Dickens usa esses instantâneos para ambientar sua historia e criar expectativa, preparando o leitor para o que virá. Isso é feito de maneira lenta, própria de uma época em que se podia ler calmamente um livro: a narrativa avança aos poucos e há capítulos apenas com o objetivo de antecipar a carnificina que virá. O capítulo VI, por exemplo, é usado quase que só para descrever o local em que o Doutor e sua filha moram em Londres e um curioso efeito acústico, que lhes permite ouvir vozes e passos vindos de outras ruas, como se fossem uma multidão invisível: "Talvez vissem também a grande multidão de pessoas com seu ímpeto e seu rugido avançando sobre eles".

O leitor que resistir a essa narrativa lenta será recompensado não só pela bela prosa de Dickens ou pelo final de tirar o fôlego, mas também por uma análise interessante sobre uma época: "Liberdade, Igualdade, Fraternidade ou Morte; a última muito mais fácil de conceder do que as outras, ó Guilhotine!".

Suas descrições da carnificina são um verdadeiro estudo da natureza humana sob a influência da multidão. Em determinado ponto do livro, um dos prisioneiros é restituído à liberdade exatamente na noite em que os jacobinos decidem matar centenas de nobres que entulham as prisões. No meio da confusão, ele acaba sendo apunhalado. Chamado para atendê-lo, o doutor o encontra sendo atendido por um grupo de samaritanos sentados sobre os corpos de suas vítimas. Eles o ajudam com total solicitude, improvisam uma padiola e mandam uma escolta tirá-lo dali. Depois empunham suas armas e voltam a se dedicar à hedionda carnificina.

As notas do final do livro ajudam a entender melhor o sentido de algumas passagens ou acrescentam informações aos episódios. Sobre a noite referida, a nota cita Mercier, detalhando o assassinato da princesa de Lamballe: "Tendo os assassinos dividido os pedaços sangrentos do corpo dela, um desses monstros arrancou-lhe os pelos pubianos e fez um bigode para si mesmo com eles".

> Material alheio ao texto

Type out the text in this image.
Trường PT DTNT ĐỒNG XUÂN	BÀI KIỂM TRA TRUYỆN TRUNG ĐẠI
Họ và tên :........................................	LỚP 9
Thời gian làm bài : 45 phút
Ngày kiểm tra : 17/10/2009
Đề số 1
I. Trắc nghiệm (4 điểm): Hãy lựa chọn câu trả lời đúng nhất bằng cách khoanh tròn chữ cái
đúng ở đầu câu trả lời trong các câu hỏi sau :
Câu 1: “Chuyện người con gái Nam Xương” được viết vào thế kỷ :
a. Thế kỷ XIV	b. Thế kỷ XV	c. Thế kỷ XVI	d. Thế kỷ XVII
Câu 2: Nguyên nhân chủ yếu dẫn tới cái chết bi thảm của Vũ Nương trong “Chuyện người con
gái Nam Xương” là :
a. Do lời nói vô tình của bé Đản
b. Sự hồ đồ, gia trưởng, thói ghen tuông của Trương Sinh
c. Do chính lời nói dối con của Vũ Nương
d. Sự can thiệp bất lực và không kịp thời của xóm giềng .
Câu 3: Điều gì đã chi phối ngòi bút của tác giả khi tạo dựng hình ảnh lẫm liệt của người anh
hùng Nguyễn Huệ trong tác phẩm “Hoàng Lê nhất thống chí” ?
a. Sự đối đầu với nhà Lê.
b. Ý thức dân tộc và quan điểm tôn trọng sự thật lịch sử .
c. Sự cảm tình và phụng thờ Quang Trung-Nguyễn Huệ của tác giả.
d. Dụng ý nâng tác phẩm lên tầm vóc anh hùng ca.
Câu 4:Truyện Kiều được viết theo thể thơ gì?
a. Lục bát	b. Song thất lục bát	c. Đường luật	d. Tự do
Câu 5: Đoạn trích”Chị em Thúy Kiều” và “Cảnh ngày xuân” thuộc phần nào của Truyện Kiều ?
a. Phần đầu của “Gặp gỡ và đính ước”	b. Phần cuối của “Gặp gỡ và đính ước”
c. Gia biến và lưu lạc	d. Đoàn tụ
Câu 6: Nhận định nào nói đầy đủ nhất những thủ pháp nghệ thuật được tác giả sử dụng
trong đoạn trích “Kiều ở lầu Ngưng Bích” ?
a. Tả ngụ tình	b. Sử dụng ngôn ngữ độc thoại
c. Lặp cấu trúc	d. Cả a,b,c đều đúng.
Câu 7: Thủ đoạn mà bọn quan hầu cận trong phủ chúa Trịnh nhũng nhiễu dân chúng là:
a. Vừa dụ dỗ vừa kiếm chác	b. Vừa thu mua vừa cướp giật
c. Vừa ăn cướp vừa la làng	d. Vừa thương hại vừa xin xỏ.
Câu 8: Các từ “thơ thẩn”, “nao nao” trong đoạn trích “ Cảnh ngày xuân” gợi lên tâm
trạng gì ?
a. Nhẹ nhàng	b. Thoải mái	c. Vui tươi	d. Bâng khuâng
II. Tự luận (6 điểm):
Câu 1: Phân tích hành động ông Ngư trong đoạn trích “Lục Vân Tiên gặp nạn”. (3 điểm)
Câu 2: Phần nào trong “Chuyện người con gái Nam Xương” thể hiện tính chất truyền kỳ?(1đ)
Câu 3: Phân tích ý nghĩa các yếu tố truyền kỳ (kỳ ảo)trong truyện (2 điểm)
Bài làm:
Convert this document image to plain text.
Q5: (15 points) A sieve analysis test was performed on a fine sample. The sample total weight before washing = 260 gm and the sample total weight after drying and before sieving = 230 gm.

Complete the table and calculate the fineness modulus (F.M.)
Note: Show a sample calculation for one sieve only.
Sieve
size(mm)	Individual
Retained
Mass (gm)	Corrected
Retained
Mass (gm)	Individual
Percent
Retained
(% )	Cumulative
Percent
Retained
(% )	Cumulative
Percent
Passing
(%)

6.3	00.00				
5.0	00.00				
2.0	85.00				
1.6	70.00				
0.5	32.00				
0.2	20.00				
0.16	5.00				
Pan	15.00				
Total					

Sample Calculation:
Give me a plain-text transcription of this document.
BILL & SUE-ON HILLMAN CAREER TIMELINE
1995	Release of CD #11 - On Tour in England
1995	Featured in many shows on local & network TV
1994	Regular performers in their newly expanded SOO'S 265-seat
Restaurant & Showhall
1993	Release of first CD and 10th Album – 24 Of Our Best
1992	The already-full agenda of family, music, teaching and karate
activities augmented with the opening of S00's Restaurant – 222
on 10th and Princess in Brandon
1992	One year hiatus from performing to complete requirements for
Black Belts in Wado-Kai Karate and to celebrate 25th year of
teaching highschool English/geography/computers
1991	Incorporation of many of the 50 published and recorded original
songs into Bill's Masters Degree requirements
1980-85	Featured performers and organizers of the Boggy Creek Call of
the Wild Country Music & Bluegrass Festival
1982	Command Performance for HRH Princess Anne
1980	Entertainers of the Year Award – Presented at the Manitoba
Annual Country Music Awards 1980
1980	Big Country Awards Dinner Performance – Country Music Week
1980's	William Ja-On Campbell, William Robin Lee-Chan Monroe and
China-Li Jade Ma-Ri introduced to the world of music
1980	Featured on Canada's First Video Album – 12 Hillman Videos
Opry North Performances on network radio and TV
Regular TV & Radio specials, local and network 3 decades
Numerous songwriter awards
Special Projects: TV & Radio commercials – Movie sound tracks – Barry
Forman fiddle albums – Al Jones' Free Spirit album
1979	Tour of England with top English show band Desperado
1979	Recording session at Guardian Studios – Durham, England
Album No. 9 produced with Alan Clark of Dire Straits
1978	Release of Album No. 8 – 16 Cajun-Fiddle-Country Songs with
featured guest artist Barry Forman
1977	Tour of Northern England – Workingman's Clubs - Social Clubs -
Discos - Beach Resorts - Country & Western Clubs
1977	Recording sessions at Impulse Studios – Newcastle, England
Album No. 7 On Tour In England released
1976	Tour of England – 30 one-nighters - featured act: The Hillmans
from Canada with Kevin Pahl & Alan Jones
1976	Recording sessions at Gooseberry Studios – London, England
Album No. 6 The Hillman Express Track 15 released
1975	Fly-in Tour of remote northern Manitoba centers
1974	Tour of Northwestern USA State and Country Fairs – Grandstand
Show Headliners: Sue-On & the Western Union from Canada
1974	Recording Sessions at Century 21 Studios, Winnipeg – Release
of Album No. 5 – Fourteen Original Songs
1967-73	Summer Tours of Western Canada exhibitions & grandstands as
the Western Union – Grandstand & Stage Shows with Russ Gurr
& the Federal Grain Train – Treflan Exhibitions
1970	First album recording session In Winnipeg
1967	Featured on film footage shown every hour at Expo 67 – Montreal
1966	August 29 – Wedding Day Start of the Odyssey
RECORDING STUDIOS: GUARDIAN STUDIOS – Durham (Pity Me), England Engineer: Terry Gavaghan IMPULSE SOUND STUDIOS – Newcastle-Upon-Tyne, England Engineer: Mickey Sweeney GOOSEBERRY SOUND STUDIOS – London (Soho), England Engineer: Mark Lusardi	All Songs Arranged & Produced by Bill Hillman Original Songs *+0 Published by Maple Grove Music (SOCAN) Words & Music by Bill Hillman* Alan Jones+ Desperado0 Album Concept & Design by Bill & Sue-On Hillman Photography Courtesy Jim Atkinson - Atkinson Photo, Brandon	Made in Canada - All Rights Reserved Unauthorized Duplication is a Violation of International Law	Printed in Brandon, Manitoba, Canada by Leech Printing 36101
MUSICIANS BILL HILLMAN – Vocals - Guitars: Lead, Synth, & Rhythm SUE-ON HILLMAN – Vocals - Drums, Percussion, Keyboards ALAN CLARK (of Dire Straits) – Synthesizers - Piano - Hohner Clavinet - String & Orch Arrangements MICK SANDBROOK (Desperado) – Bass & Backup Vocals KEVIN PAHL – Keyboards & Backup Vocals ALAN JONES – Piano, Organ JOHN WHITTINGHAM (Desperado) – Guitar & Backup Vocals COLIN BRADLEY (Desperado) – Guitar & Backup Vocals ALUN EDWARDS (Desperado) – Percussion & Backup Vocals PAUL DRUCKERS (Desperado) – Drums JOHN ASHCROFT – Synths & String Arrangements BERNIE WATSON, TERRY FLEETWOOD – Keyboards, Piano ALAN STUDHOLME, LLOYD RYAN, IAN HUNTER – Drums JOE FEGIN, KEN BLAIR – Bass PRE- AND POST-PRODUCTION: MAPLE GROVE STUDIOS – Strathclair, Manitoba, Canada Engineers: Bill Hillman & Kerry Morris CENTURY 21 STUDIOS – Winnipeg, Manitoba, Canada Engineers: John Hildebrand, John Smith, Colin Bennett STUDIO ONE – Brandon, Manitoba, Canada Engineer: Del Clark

Dickens, que chegou a fazer uma reportagem sobre uma execução na guilhotina (na Itália) mostra a todo momento sua ojeriza aos crimes cometidos durante a era do terror. Mas não faz uma acusação cega dos revoltados. Ao contrário, deixa claro que tal estado de coisas só foi possível em decorrência da situação absurda em que vivia a França na época pré-revolução, com uma nobreza de poderes absolutos gastando fortunas em luxo enquanto a população miserável passava fome: "Seis carros mortuários rodam com estrondo pelas ruas de Paris. Faça-os regressar ao que eram antes, ó Tempo, poderoso mago, e eles serão vistos como luxuosas carruagens de monarcas absolutos, como equipagens de nobres feudais, como toucadores de mulheres deslumbrantes como Jezebel, como igrejas que não a casa do meu Pai, mas um covil de ladrões, como a choupana de milhões de camponeses esfaimados!".

A edição da Nova Cultural já está fora de catálogo, mas existe uma outra, da Estação Liberdade, para os que ficarem interessados.